A randomized, double blind placebo-controlled pilot study was conducted in two study centers, the St. Anna Children’s Hospital and a private pediatric clinic in Vienna, Austria.
Total Symptom Score (TSS)
The TSS used was based on the evaluation of eight leading clinical features including the systemic symptoms headache, muscle ache, chilliness (systemic symptom score, SSS), and the local symptoms including sore throat, blocked nose, runny nose, cough, and sneezing (local symptom score, LSS), according to a published scoring system [16]. Severity was rated on a four-point scale with zero indicating the absence of symptoms, and scores of 1 to 3 representing mild, moderate and severe symptoms, respectively.
Patients
Previously healthy, immunocompetent children and adolescents between 1 and 18 years of age with symptoms of acute rhinitis prevailing for less than 48 hours, and a total symptom score (TSS) ≤9, were enrolled in the study between January 2009 and January 2010. This low symptom score of 9 was chosen as inclusion criterion because a higher TSS would have led to the use of more co-medications, potentially biasing the effect of Carrageenan. Immunocompetence was evaluated clinically, including a history of less than 5 bacterial infections per year without a stay on intensive care units and without a history of any chronic disease. URTI was defined by the presence of appropriate symptoms according to a scale described above. Suspected bacterial infections, recent use of antimicrobial drugs, and intranasal treatment at first presentation were exclusion criteria. However, additional medication could be prescribed in case of fever, bacterial otitis, wheezing, persistent coughing or pneumonia upon decision of the physician. In line with the Austrian legal requirements, written informed consent was obtained from children above 14 years of age and from their legal guardians in all instances.
Study Procedures
At enrolment into the study (first visit), medical history was recorded, physical examination was performed, and samples for molecular virus testing were obtained by a standardized aspiration of nasal secretions. The samples were frozen and stored at −80°C until use. Patients were assigned to receive a nasal spray containing either iota-carrageenan (0.12% / 0.5% sodium chloride) or placebo (0.9% sodium chloride) in a randomized and blinded manner (allocation ratio 1:1), using simple (unrestricted) randomisation. The concentration of iota-carrageenan and sodium chloride for the study medication was chosen identically compared to the previously performed pilot study [15], using the optimal galenic composition. The nasal spray containers were sequentially numbered. The random allocation sequence was generated by an independent statistician, the participants were enrolled by a study nurse and the investigating pediatricians assigned participants to the interventions. The children and/or their legal guardians received a standardized diary for the recording of symptoms and additional medication. A single puff (0.14 ml) of the spray per nostril was to be administered three times per day for a total of seven days. The patients and parents were requested to record symptoms permitting assessment of the TSS during the first week of treatment. Over the following two weeks (days 8 to 21), recording of the presence or absence of any symptoms was requested for determination of disease duration.

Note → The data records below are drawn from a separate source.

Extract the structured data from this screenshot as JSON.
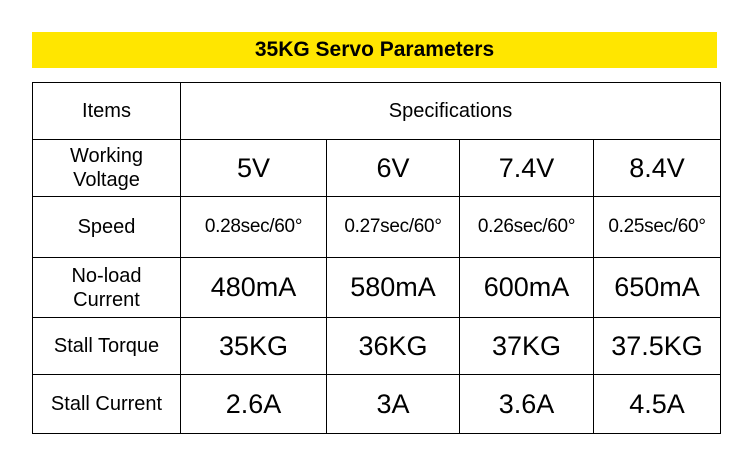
{
  "title": "35KG Servo Parameters",
  "header": {
    "items": "Items",
    "specs": "Specifications"
  },
  "rows": [
    {
      "label": "Working\nVoltage",
      "values": [
        "5V",
        "6V",
        "7.4V",
        "8.4V"
      ]
    },
    {
      "label": "Speed",
      "values": [
        "0.28sec/60°",
        "0.27sec/60°",
        "0.26sec/60°",
        "0.25sec/60°"
      ]
    },
    {
      "label": "No-load\nCurrent",
      "values": [
        "480mA",
        "580mA",
        "600mA",
        "650mA"
      ]
    },
    {
      "label": "Stall Torque",
      "values": [
        "35KG",
        "36KG",
        "37KG",
        "37.5KG"
      ]
    },
    {
      "label": "Stall Current",
      "values": [
        "2.6A",
        "3A",
        "3.6A",
        "4.5A"
      ]
    }
  ],
  "colors": {
    "title_bg": "#ffe600"
  }
}
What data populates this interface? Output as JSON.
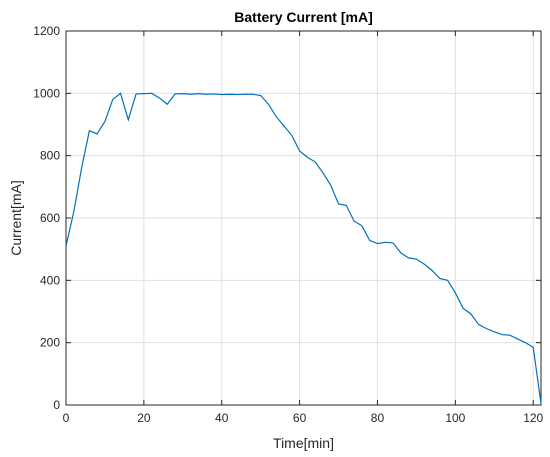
{
  "chart_data": {
    "type": "line",
    "title": "Battery Current [mA]",
    "xlabel": "Time[min]",
    "ylabel": "Current[mA]",
    "xlim": [
      0,
      122
    ],
    "ylim": [
      0,
      1200
    ],
    "xticks": [
      0,
      20,
      40,
      60,
      80,
      100,
      120
    ],
    "yticks": [
      0,
      200,
      400,
      600,
      800,
      1000,
      1200
    ],
    "xtick_labels": [
      "0",
      "20",
      "40",
      "60",
      "80",
      "100",
      "120"
    ],
    "ytick_labels": [
      "0",
      "200",
      "400",
      "600",
      "800",
      "1000",
      "1200"
    ],
    "grid": true,
    "series_color": "#0072BD",
    "axis_color": "#262626",
    "grid_color": "#dfdfdf",
    "series": [
      {
        "x": [
          0,
          2,
          4,
          6,
          8,
          10,
          12,
          14,
          16,
          18,
          20,
          22,
          24,
          26,
          28,
          30,
          32,
          34,
          36,
          38,
          40,
          42,
          44,
          46,
          48,
          50,
          52,
          54,
          56,
          58,
          60,
          62,
          64,
          66,
          68,
          70,
          72,
          74,
          76,
          78,
          80,
          82,
          84,
          86,
          88,
          90,
          92,
          94,
          96,
          98,
          100,
          102,
          104,
          106,
          108,
          110,
          112,
          114,
          116,
          118,
          120,
          122
        ],
        "y": [
          510,
          620,
          760,
          880,
          870,
          910,
          980,
          1000,
          915,
          998,
          999,
          1000,
          985,
          965,
          998,
          999,
          997,
          999,
          997,
          998,
          996,
          997,
          996,
          997,
          997,
          993,
          965,
          925,
          895,
          865,
          815,
          795,
          780,
          745,
          705,
          645,
          640,
          590,
          575,
          528,
          518,
          522,
          520,
          488,
          472,
          468,
          452,
          432,
          406,
          400,
          360,
          310,
          292,
          258,
          245,
          235,
          226,
          224,
          212,
          200,
          185,
          5
        ]
      }
    ]
  }
}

Follow-up examination of the patients and collection of nasal secretion samples for molecular virus testing were performed three to five days into treatment (second visit). Final examination and collection of symptom diaries for the evaluation were carried out on the third visit after day 21. Molecular screening and quantitative assessment of viral load were performed for respiratory viruses including rhinovirus (RV), respiratory syncytial virus (RSV), human metapneumovirus (MPV), influenza A (InfA) virus, influenza B (InfB) virus, parainfluenzavirus (PIV1, PIV2, PIV3), and coronaviruses (CoV) by methods described previously [17, 18] (for more detailed description of virus analysis see Additional file 1).
Ethics Statement
The study has been approved by the local IRB Committee named Ethikkommission St. Anna Kinderspital (project approval number 190109). In line with the Austrian legal requirements, written informed consent was obtained from children above 14 years of age and from their legal guardians in all instances. The study was performed in compliance with the ICH E6 Note for Guidance on Good Clinical Practices (CPMP/ICH/135/95)5, the principles of the Declaration of Helsinki, local drug regulations, and standard operating procedures of the investigator, sponsor and CROs involved. The study protocol and attached documentation were approved by the responsible Ethics Committee.
Statistics
Comparison between the verum and placebo groups was done by means of Mann–Whitney U-tests for continuous variables and by means of Chi square tests for ordinal or nominal variables. The viral load was compared using Student’s T-test after logarithmic transformation of the data. For comparison of time to disease clearance, the Log Rank (Mantel Cox) test was used. Calculation of the required sample size was based on previous results obtained in adult patients [15], which indicated that data from 70 individuals would be sufficient to obtain significant results on the primary endpoint, the mean of TSS on days 2 to 7 at the 5% significance level and 80 percent power. It was decided to recruit at least 200 patients in order to be able to analyze an ITT (intention to treat) population of at least 150 patients, with further analysis of per protocol (PP) patients.